Last Friday, the School of Aging Studies hosted its first in-person event since the pandemic began. During the Preceptors & Awards Reception, faculty, staff, students, and community partners were honored for their outstanding contributions to the field and to the school's success.
Two awards were presented to faculty and staff in the School of Aging Studies. Gregory Holder, JD, MBA received the Sue V. Saxon Outstanding Teaching Award in the Field of Gerontology, which is presented annually to the person who provided the most outstanding education for students in the School of Aging Studies. Rosa Diaz was presented the Wiley P. Mangum Outstanding Service Award in the Field of Gerontology for her incredible service to students and to the gerontology profession.
Eight fellowship and scholarship awards were presented to Aging Studies students during the reception. The Wiley P. Mangum Scholarship in Gerontology was given to undergraduate students Jennifer Hurtt and Christina McVay to encourage the furthering of their education in the field of gerontology. The Kymberly Jane Harris Endowed Scholarship in Long Term Care Administration was presented to Kaylie Manikis to support her education in long term care administration. Haley Campbell received the Tollette Family Endowed Scholarship in Gerontology, which recognizes upper-level undergraduate students who have demonstrated significant scholarly achievement.

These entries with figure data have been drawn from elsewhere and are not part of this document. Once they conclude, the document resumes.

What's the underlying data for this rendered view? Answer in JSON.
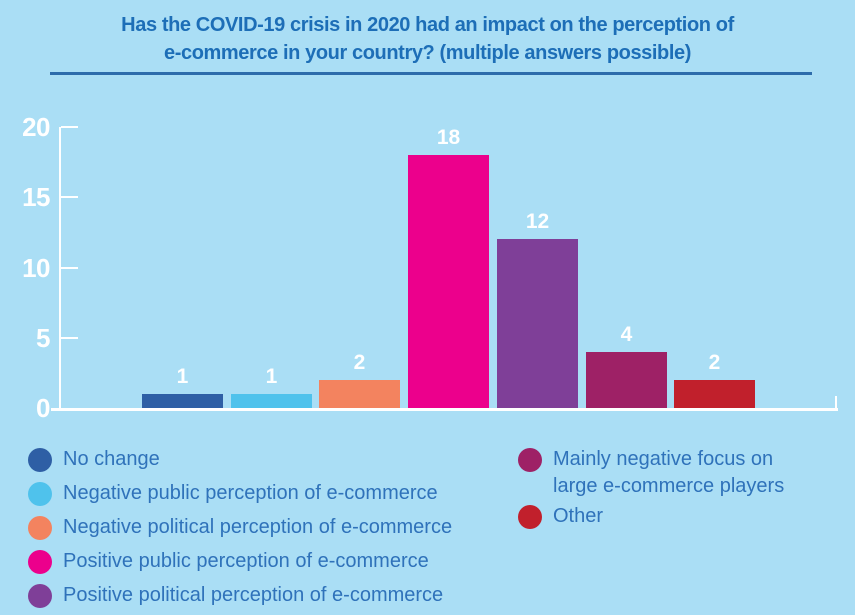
{
  "title": {
    "lines": [
      "Has the COVID-19 crisis in 2020 had an impact on the perception of",
      "e-commerce in your country? (multiple answers possible)"
    ]
  },
  "chart_data": {
    "type": "bar",
    "title": "Has the COVID-19 crisis in 2020 had an impact on the perception of e-commerce in your country? (multiple answers possible)",
    "categories": [
      "No change",
      "Negative public perception of e-commerce",
      "Negative political perception of e-commerce",
      "Positive public perception of e-commerce",
      "Positive political perception of e-commerce",
      "Mainly negative focus on large e-commerce players",
      "Other"
    ],
    "values": [
      1,
      1,
      2,
      18,
      12,
      4,
      2
    ],
    "bar_colors": [
      "#2e5fa5",
      "#4fc2ec",
      "#f3835f",
      "#ec008c",
      "#7f3f98",
      "#9e2166",
      "#c1202c"
    ],
    "xlabel": "",
    "ylabel": "",
    "ylim": [
      0,
      20
    ],
    "yticks": [
      0,
      5,
      10,
      15,
      20
    ],
    "grid": false,
    "show_value_labels": true,
    "x_tick_labels": "none",
    "legend_position": "below"
  },
  "legend": {
    "columns": [
      {
        "items": [
          {
            "label": "No change",
            "color": "#2e5fa5"
          },
          {
            "label": "Negative public perception of e-commerce",
            "color": "#4fc2ec"
          },
          {
            "label": "Negative political perception of e-commerce",
            "color": "#f3835f"
          },
          {
            "label": "Positive public perception of e-commerce",
            "color": "#ec008c"
          },
          {
            "label": "Positive political perception of e-commerce",
            "color": "#7f3f98"
          }
        ]
      },
      {
        "items": [
          {
            "label": "Mainly negative focus on large e-commerce players",
            "color": "#9e2166"
          },
          {
            "label": "Other",
            "color": "#c1202c"
          }
        ]
      }
    ]
  },
  "colors": {
    "background": "#aadef5",
    "title_text": "#1d6eb7",
    "divider": "#2d6cab",
    "legend_text": "#2f72ba",
    "axis": "#ffffff",
    "value_label_text": "#ffffff"
  }
}
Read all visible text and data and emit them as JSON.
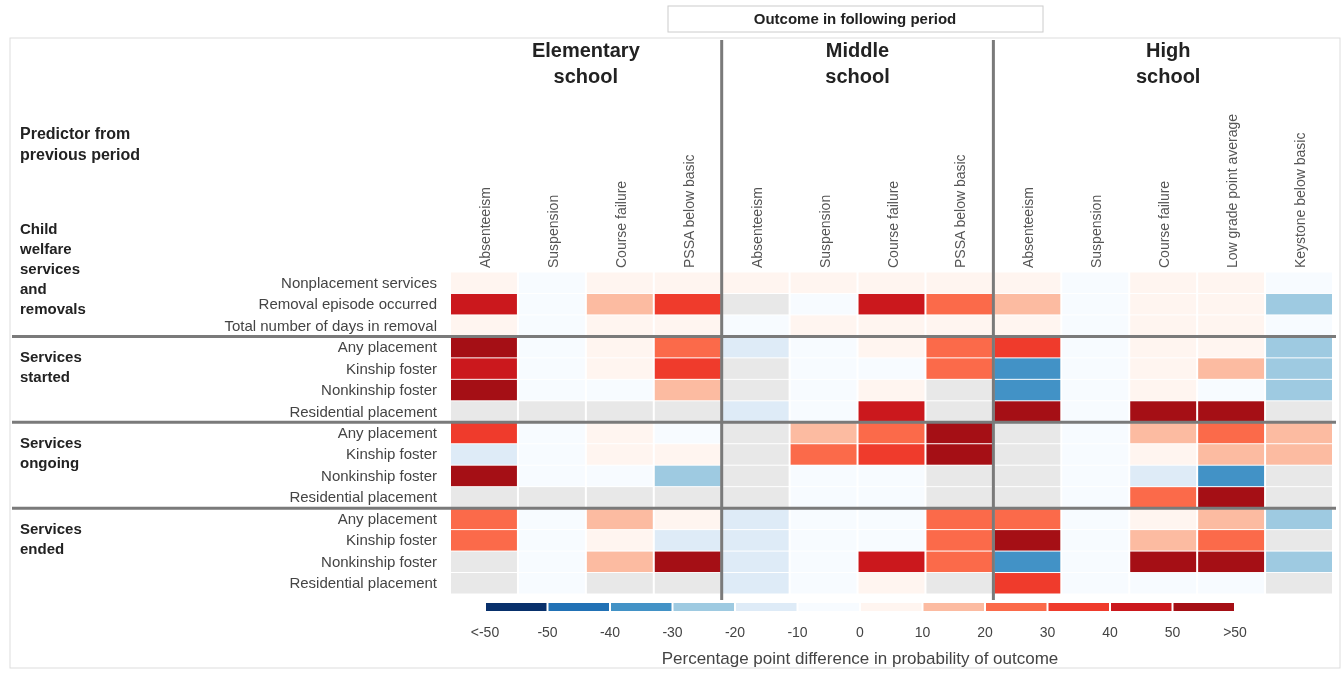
{
  "chart_data": {
    "type": "heatmap",
    "clabel": "Percentage point difference in probability of outcome",
    "annotations": [
      "Outcome in following period",
      "Elementary school",
      "Middle school",
      "High school",
      "Predictor from previous period",
      "Child welfare services and removals",
      "Services started",
      "Services ongoing",
      "Services ended"
    ],
    "categories": [
      "Absenteeism",
      "Suspension",
      "Course failure",
      "PSSA below basic",
      "Absenteeism",
      "Suspension",
      "Course failure",
      "PSSA below basic",
      "Absenteeism",
      "Suspension",
      "Course failure",
      "Low grade point average",
      "Keystone below basic"
    ],
    "y_categories": [
      "Nonplacement services",
      "Removal episode occurred",
      "Total number of days in removal",
      "Any placement",
      "Kinship foster",
      "Nonkinship foster",
      "Residential placement",
      "Any placement",
      "Kinship foster",
      "Nonkinship foster",
      "Residential placement",
      "Any placement",
      "Kinship foster",
      "Nonkinship foster",
      "Residential placement"
    ],
    "cells": [
      [
        5,
        -5,
        5,
        5,
        5,
        5,
        5,
        5,
        5,
        -5,
        5,
        5,
        -5
      ],
      [
        45,
        -5,
        15,
        35,
        null,
        -5,
        45,
        25,
        15,
        -5,
        5,
        5,
        -25
      ],
      [
        5,
        -5,
        5,
        5,
        -5,
        5,
        5,
        5,
        5,
        -5,
        5,
        5,
        -5
      ],
      [
        55,
        -5,
        5,
        25,
        -15,
        -5,
        5,
        25,
        35,
        -5,
        5,
        5,
        -25
      ],
      [
        45,
        -5,
        5,
        35,
        null,
        -5,
        -5,
        25,
        -35,
        -5,
        5,
        15,
        -25
      ],
      [
        55,
        -5,
        -5,
        15,
        null,
        -5,
        5,
        null,
        -35,
        -5,
        5,
        -5,
        -25
      ],
      [
        null,
        null,
        null,
        null,
        -15,
        -5,
        45,
        null,
        55,
        -5,
        55,
        55,
        null
      ],
      [
        35,
        -5,
        5,
        -5,
        null,
        15,
        25,
        55,
        null,
        -5,
        15,
        25,
        15
      ],
      [
        -15,
        -5,
        5,
        5,
        null,
        25,
        35,
        55,
        null,
        -5,
        5,
        15,
        15
      ],
      [
        55,
        -5,
        -5,
        -25,
        null,
        -5,
        -5,
        null,
        null,
        -5,
        -15,
        -35,
        null
      ],
      [
        null,
        null,
        null,
        null,
        null,
        -5,
        -5,
        null,
        null,
        -5,
        25,
        55,
        null
      ],
      [
        25,
        -5,
        15,
        5,
        -15,
        -5,
        -5,
        25,
        25,
        -5,
        5,
        15,
        -25
      ],
      [
        25,
        -5,
        5,
        -15,
        -15,
        -5,
        -5,
        25,
        55,
        -5,
        15,
        25,
        null
      ],
      [
        null,
        -5,
        15,
        55,
        -15,
        -5,
        45,
        25,
        -35,
        -5,
        55,
        55,
        -25
      ],
      [
        null,
        -5,
        null,
        null,
        -15,
        -5,
        5,
        null,
        35,
        -5,
        -5,
        -5,
        null
      ]
    ],
    "clim": [
      -60,
      60
    ],
    "cticks": [
      {
        "value": -60,
        "label": "<-50"
      },
      -50,
      -40,
      -30,
      -20,
      -10,
      0,
      10,
      20,
      30,
      40,
      50,
      {
        "value": 60,
        "label": ">50"
      }
    ],
    "colors": [
      "#08306b",
      "#2171b5",
      "#4292c6",
      "#9ecae1",
      "#deebf7",
      "#f7fbff",
      "#fff5f0",
      "#fcbba1",
      "#fb6a4a",
      "#ef3b2c",
      "#cb181d",
      "#a50f15"
    ]
  }
}
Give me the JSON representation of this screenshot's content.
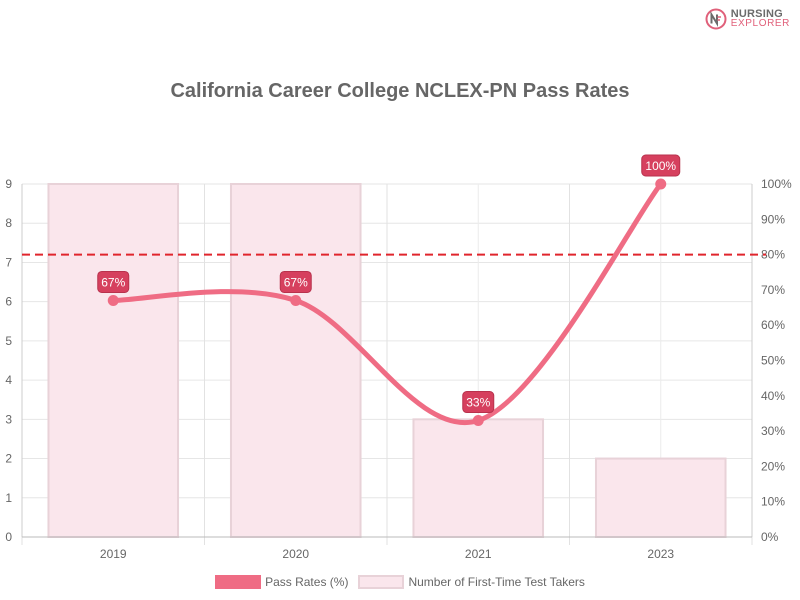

The Wolowec Scholarship was presented to graduate students Britney Veal and Cassidy Doyle. This scholarship was established by Oksanna Wolowec, who wanted to make a positive impact on the lives of students who have committed themselves to the study of aging. Manninkattil Unni received the Harold L. Sheppard Endowed Memorial Scholarship. The Kenneth E. and Peggy Sponagle Endowed Scholarship was awarded to graduate student Ryan Matipano to recognize his outstanding academic achievement and commitment to a career in aging. Charity Lewis received the Kathryn Hyer Endowed Memorial Scholarship in Public Policy and Aging, a newly established scholarship to honor the late Dr. Hyer and support students who have demonstrated a commitment to working to improve public policy affecting older adults. Christina Mu was awarded the H. Edward Greely and Mildred Greely Endowed Fellowship in Aging Studies, which promotes research and doctoral education surrounding the conditions that impact older adults' ability to live independently.
Additonally, graduates and community partners of the school were recognized for their commitment to students and the field of gerontology. The Outstanding Alumni of the Year Award was presented to the late Kevin Hansen, PhD, who completed his doctoral studies at USF in 2015. The Community Partner of the Year Award was given to Robin Ingles, CEO Seniors in Service of Tampa Bay, and the Kathryn Hyer Professional Mentorship Award was given to Veronica Maxwell, M.Ed, from the Hillsborough County Department of Aging.
Certificates of appreciation were presented to preceptors in the community that have served as mentors and guided Aging Studies students in internships. Bill Haley, PhD was also recognized with the USF Outstanding Faculty Award. Finally, representatives of Sigma Phi Omega, Forever Friends, and the Student Association for Aging Studies spoke during the reception, providing updates about the activities of each organization.